The remains of seven former members of the PAC armed wing Poqo were exhumed at Mamelodi West Cemetery yesterday as part of the Gallows Exhumation Project and shown to family members.
Of the activists four were hanged by the apartheid regime in 1964 while the three who participated in the Pondoland Revolt were hanged in 1961.
Mangi Mmoni, whose father Richard Motsoahae was hanged when she was just a few months old, could not hold back the tears when she saw her father’s remains.
The 57-year-old from Krugersdorp woman said seeing only a few bones was not something she expected. “I expected to see a full skeleton. I obviously didn’t expect to find the skin or eyes, but I had hoped everything would make sense once I lay my eyes on the body.
But sadly, I just saw bone structures of legs, arms and a bit of skull; no chest, ribs, nothing.”
The Poqo members were hanged on 16 June 16, 1964 for the killing of security policeman Johannes Mokoena, also know as “Shorty” or “Sonnyboy”. He was shot dead in Munsieville, Krugersdorp, on the evening of March 18, 1963.
Mmoni said it was painful to meet her father as just bones.

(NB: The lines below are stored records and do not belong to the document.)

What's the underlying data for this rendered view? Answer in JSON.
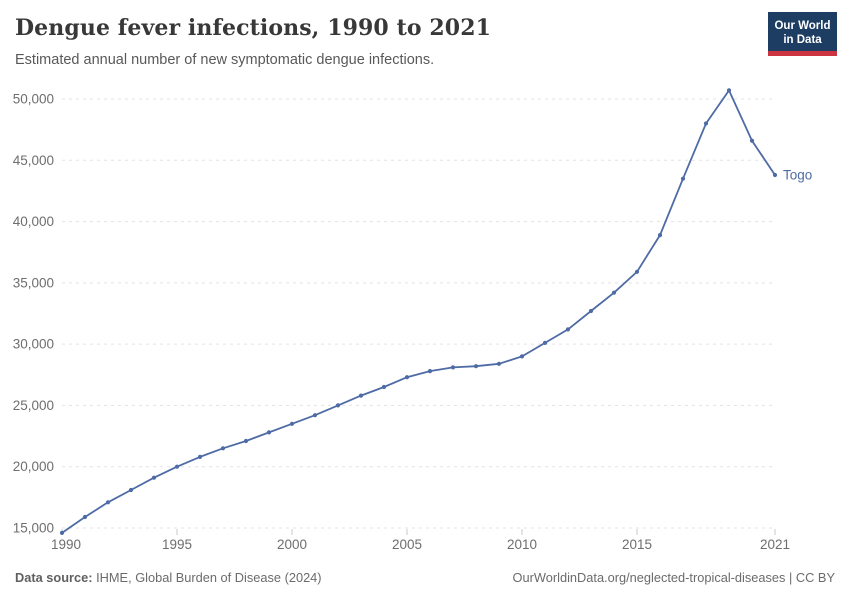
{
  "header": {
    "title": "Dengue fever infections, 1990 to 2021",
    "subtitle": "Estimated annual number of new symptomatic dengue infections.",
    "logo": {
      "line1": "Our World",
      "line2": "in Data",
      "bg_color": "#1d3d63",
      "bar_color": "#cc3441"
    }
  },
  "footer": {
    "source_label": "Data source:",
    "source_text": " IHME, Global Burden of Disease (2024)",
    "link_text": "OurWorldinData.org/neglected-tropical-diseases | CC BY"
  },
  "chart_data": {
    "type": "line",
    "title": "Dengue fever infections, 1990 to 2021",
    "subtitle": "Estimated annual number of new symptomatic dengue infections.",
    "xlabel": "",
    "ylabel": "",
    "x": [
      1990,
      1991,
      1992,
      1993,
      1994,
      1995,
      1996,
      1997,
      1998,
      1999,
      2000,
      2001,
      2002,
      2003,
      2004,
      2005,
      2006,
      2007,
      2008,
      2009,
      2010,
      2011,
      2012,
      2013,
      2014,
      2015,
      2016,
      2017,
      2018,
      2019,
      2020,
      2021
    ],
    "series": [
      {
        "name": "Togo",
        "color": "#4e6ba5",
        "values": [
          14600,
          15900,
          17100,
          18100,
          19100,
          20000,
          20800,
          21500,
          22100,
          22800,
          23500,
          24200,
          25000,
          25800,
          26500,
          27300,
          27800,
          28100,
          28200,
          28400,
          29000,
          30100,
          31200,
          32700,
          34200,
          35900,
          38900,
          43500,
          48000,
          50700,
          46600,
          43800
        ]
      }
    ],
    "x_ticks": [
      1990,
      1995,
      2000,
      2005,
      2010,
      2015,
      2021
    ],
    "y_ticks": [
      15000,
      20000,
      25000,
      30000,
      35000,
      40000,
      45000,
      50000
    ],
    "y_axis_range": [
      15000,
      50000
    ],
    "x_axis_range": [
      1990,
      2021
    ],
    "grid": "horizontal dashed",
    "legend": "end-of-line label",
    "marker": "dot"
  }
}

However, she was glad to have found his remains. “At least now the whole family will know where my father is and he will finally be buried with other members of his family.

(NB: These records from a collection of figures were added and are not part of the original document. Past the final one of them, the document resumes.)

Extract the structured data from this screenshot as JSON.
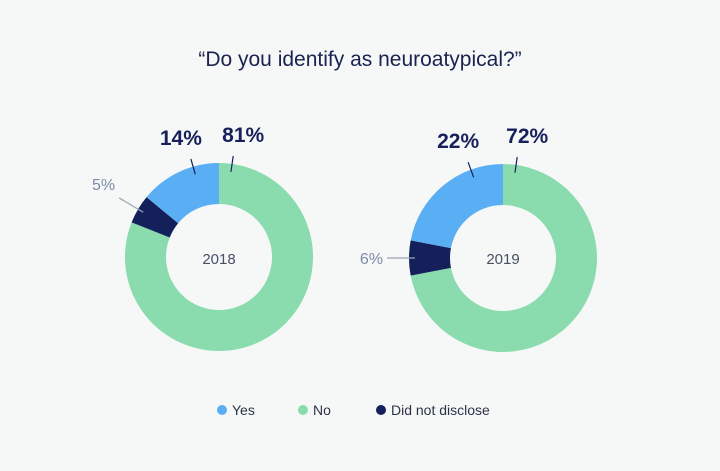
{
  "title": "“Do you identify as neuroatypical?”",
  "colors": {
    "yes": "#5aaef4",
    "no": "#8adcae",
    "did_not_disclose": "#14205a"
  },
  "legend": [
    {
      "key": "yes",
      "label": "Yes"
    },
    {
      "key": "no",
      "label": "No"
    },
    {
      "key": "did_not_disclose",
      "label": "Did not disclose"
    }
  ],
  "chart_data": [
    {
      "type": "pie",
      "variant": "donut",
      "center_label": "2018",
      "slices": [
        {
          "key": "no",
          "label": "No",
          "value": 81,
          "display": "81%"
        },
        {
          "key": "did_not_disclose",
          "label": "Did not disclose",
          "value": 5,
          "display": "5%"
        },
        {
          "key": "yes",
          "label": "Yes",
          "value": 14,
          "display": "14%"
        }
      ]
    },
    {
      "type": "pie",
      "variant": "donut",
      "center_label": "2019",
      "slices": [
        {
          "key": "no",
          "label": "No",
          "value": 72,
          "display": "72%"
        },
        {
          "key": "did_not_disclose",
          "label": "Did not disclose",
          "value": 6,
          "display": "6%"
        },
        {
          "key": "yes",
          "label": "Yes",
          "value": 22,
          "display": "22%"
        }
      ]
    }
  ]
}
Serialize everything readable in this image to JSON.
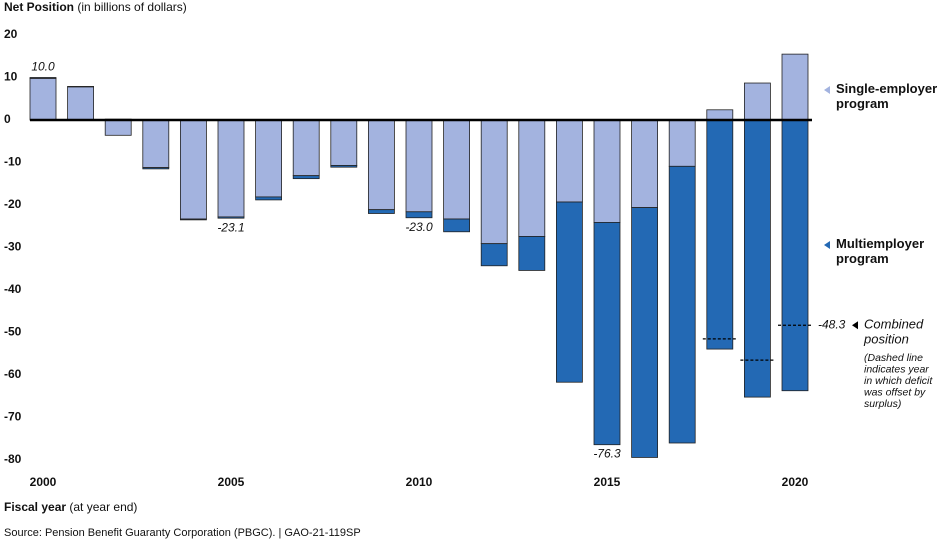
{
  "chart_data": {
    "type": "bar",
    "stacked": true,
    "title": "Net Position",
    "title_unit": "(in billions of dollars)",
    "x_label": "Fiscal year",
    "x_label_unit": "(at year end)",
    "source": "Source: Pension Benefit Guaranty Corporation (PBGC).  |  GAO-21-119SP",
    "categories": [
      "2000",
      null,
      null,
      null,
      null,
      "2005",
      null,
      null,
      null,
      null,
      "2010",
      null,
      null,
      null,
      null,
      "2015",
      null,
      null,
      null,
      null,
      "2020"
    ],
    "series": [
      {
        "name": "Single-employer program",
        "color": "#a3b3df",
        "values": [
          9.8,
          7.8,
          -3.6,
          -11.2,
          -23.3,
          -22.8,
          -18.1,
          -13.1,
          -10.7,
          -21.1,
          -21.6,
          -23.3,
          -29.1,
          -27.4,
          -19.3,
          -24.1,
          -20.6,
          -10.9,
          2.4,
          8.7,
          15.5
        ]
      },
      {
        "name": "Multiemployer program",
        "color": "#2369b4",
        "values": [
          0.2,
          0.1,
          0.2,
          -0.3,
          -0.2,
          -0.3,
          -0.7,
          -0.7,
          -0.4,
          -0.9,
          -1.4,
          -3.0,
          -5.2,
          -8.0,
          -42.4,
          -52.3,
          -58.8,
          -65.1,
          -53.9,
          -65.2,
          -63.7
        ]
      }
    ],
    "totals": {
      "values": [
        10.0,
        null,
        null,
        null,
        null,
        -23.1,
        null,
        null,
        null,
        null,
        -23.0,
        null,
        null,
        null,
        null,
        -76.3,
        null,
        null,
        null,
        null,
        -48.3
      ],
      "value_labels": [
        "10.0",
        null,
        null,
        null,
        null,
        "-23.1",
        null,
        null,
        null,
        null,
        "-23.0",
        null,
        null,
        null,
        null,
        "-76.3",
        null,
        null,
        null,
        null,
        "-48.3"
      ]
    },
    "combined": {
      "name": "Combined position",
      "note": [
        "(Dashed line",
        "indicates year",
        "in which deficit",
        "was offset by",
        "surplus)"
      ],
      "values": [
        null,
        null,
        null,
        null,
        null,
        null,
        null,
        null,
        null,
        null,
        null,
        null,
        null,
        null,
        null,
        null,
        null,
        null,
        -51.5,
        -56.5,
        -48.3
      ]
    },
    "ylim": [
      -80,
      20
    ],
    "yticks": [
      -80,
      -70,
      -60,
      -50,
      -40,
      -30,
      -20,
      -10,
      0,
      10,
      20
    ]
  }
}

“We will now be at peace once the handover ceremony is done and we get to bury him with the dignity,” she said. Motsoahae was hanged at the age of 23.
The project is aimed at recovering the remains of over 130 political prisoners who were hanged at the gallows at the then Pretoria Central Prison, now known as Kgosi Mampuru II Correctional Centre.

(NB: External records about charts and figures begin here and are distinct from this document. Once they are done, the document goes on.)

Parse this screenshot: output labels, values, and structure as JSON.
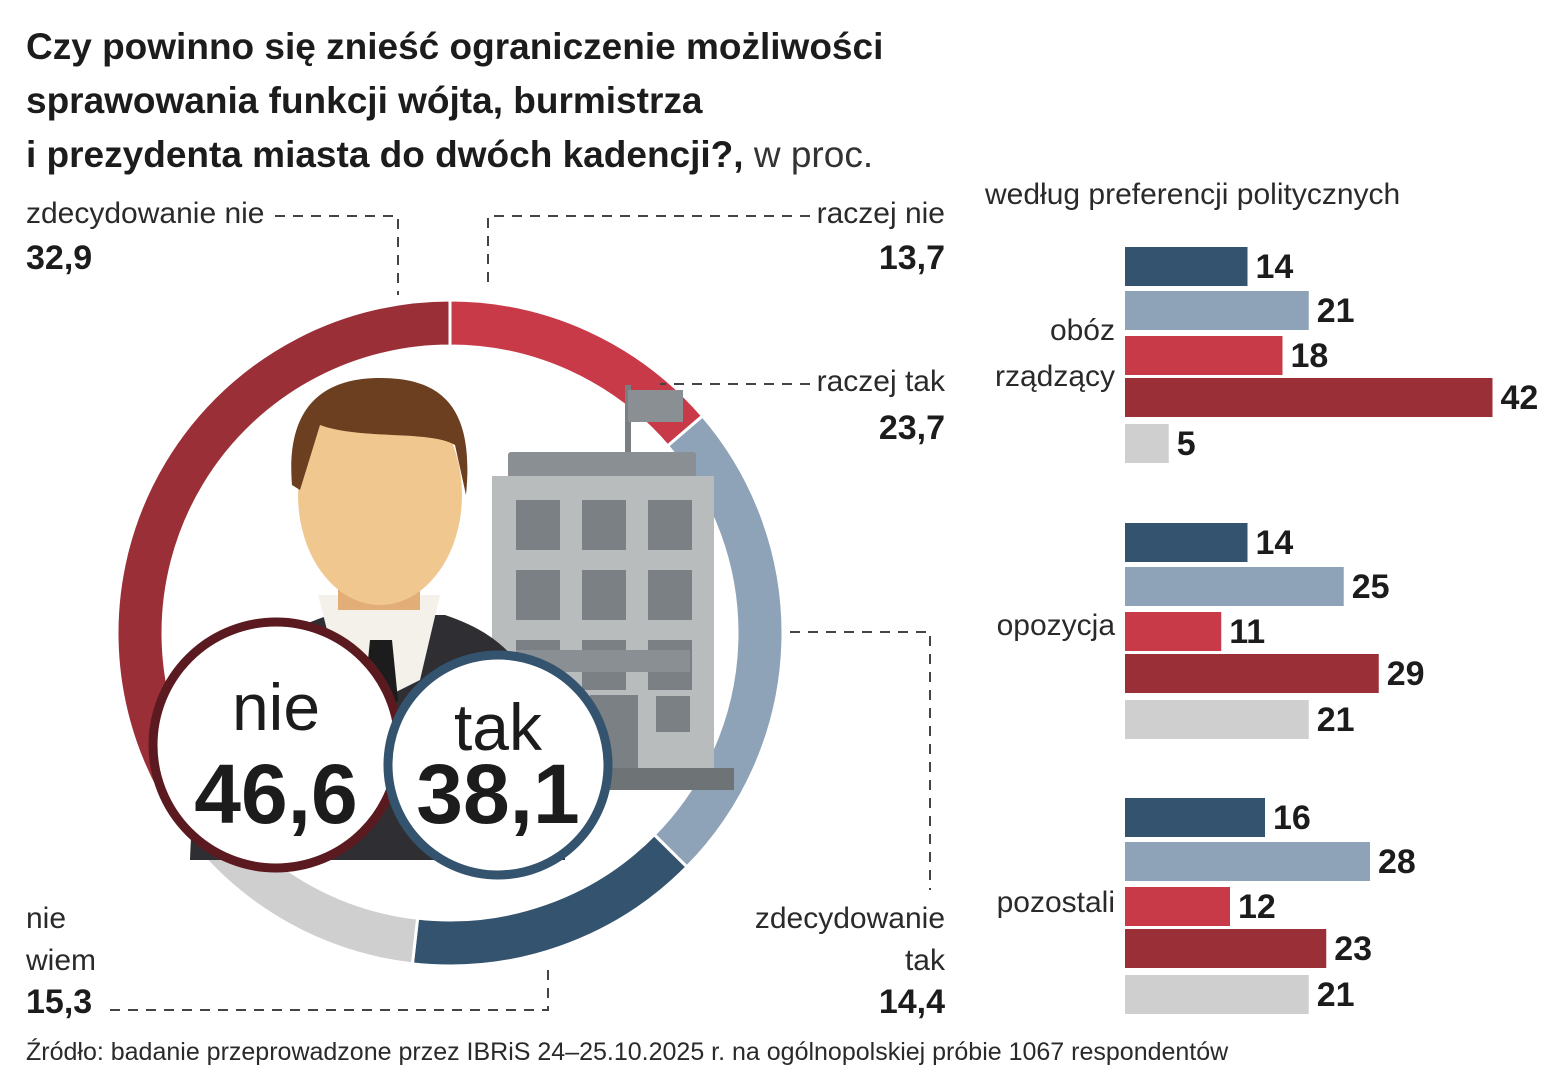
{
  "header": {
    "title": "Czy powinno się znieść ograniczenie możliwości sprawowania funkcji wójta, burmistrza i prezydenta miasta do dwóch kadencji?,",
    "title_line1": "Czy powinno się znieść ograniczenie możliwości",
    "title_line2": "sprawowania funkcji wójta, burmistrza",
    "title_line3": "i prezydenta miasta do dwóch kadencji?,",
    "unit": " w proc."
  },
  "colors": {
    "zdecydowanie_nie": "#9b2f37",
    "raczej_nie": "#c93a48",
    "raczej_tak": "#8fa3b8",
    "zdecydowanie_tak": "#34536e",
    "nie_wiem": "#cfcfcf"
  },
  "chart_data": [
    {
      "type": "pie",
      "variant": "donut",
      "slices": [
        {
          "key": "raczej_nie",
          "label": "raczej nie",
          "value": 13.7,
          "value_label": "13,7"
        },
        {
          "key": "raczej_tak",
          "label": "raczej tak",
          "value": 23.7,
          "value_label": "23,7"
        },
        {
          "key": "zdecydowanie_tak",
          "label": "zdecydowanie tak",
          "label_lines": [
            "zdecydowanie",
            "tak"
          ],
          "value": 14.4,
          "value_label": "14,4"
        },
        {
          "key": "nie_wiem",
          "label": "nie wiem",
          "label_lines": [
            "nie",
            "wiem"
          ],
          "value": 15.3,
          "value_label": "15,3"
        },
        {
          "key": "zdecydowanie_nie",
          "label": "zdecydowanie nie",
          "value": 32.9,
          "value_label": "32,9"
        }
      ],
      "totals": {
        "nie": {
          "label": "nie",
          "value": 46.6,
          "value_label": "46,6"
        },
        "tak": {
          "label": "tak",
          "value": 38.1,
          "value_label": "38,1"
        }
      }
    },
    {
      "type": "bar",
      "orientation": "horizontal",
      "title": "według preferencji politycznych",
      "series_order": [
        "zdecydowanie_tak",
        "raczej_tak",
        "raczej_nie",
        "zdecydowanie_nie",
        "nie_wiem"
      ],
      "groups": [
        {
          "label": "obóz rządzący",
          "label_lines": [
            "obóz",
            "rządzący"
          ],
          "values": [
            14,
            21,
            18,
            42,
            5
          ]
        },
        {
          "label": "opozycja",
          "label_lines": [
            "opozycja"
          ],
          "values": [
            14,
            25,
            11,
            29,
            21
          ]
        },
        {
          "label": "pozostali",
          "label_lines": [
            "pozostali"
          ],
          "values": [
            16,
            28,
            12,
            23,
            21
          ]
        }
      ]
    }
  ],
  "footer": {
    "source": "Źródło: badanie przeprowadzone przez IBRiS 24–25.10.2025 r. na ogólnopolskiej próbie 1067 respondentów"
  }
}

After their execution, their bodies became the property of the State and were buried in unmarked graves. These were never revealed to the families.
The project is carried out by the Department of Justice and Constitutional Development together with the Missing Persons Task Team of the National Prosecuting Authority.
Family members started off the day by visiting the Gallows, where they were informed of the process their loved ones had to go through before being hanged, as well as their final moments.
Lazarus Molatlhegi, whose father, Thomas was hanged at the age of 31, said this was a liberation day for all families.
“Many still do not know where their loved ones remains are, but we are humbled that we are finally reunited with them,” he said.
The families will get to bury their loved ones as soon as examinations on the remains have been conducted.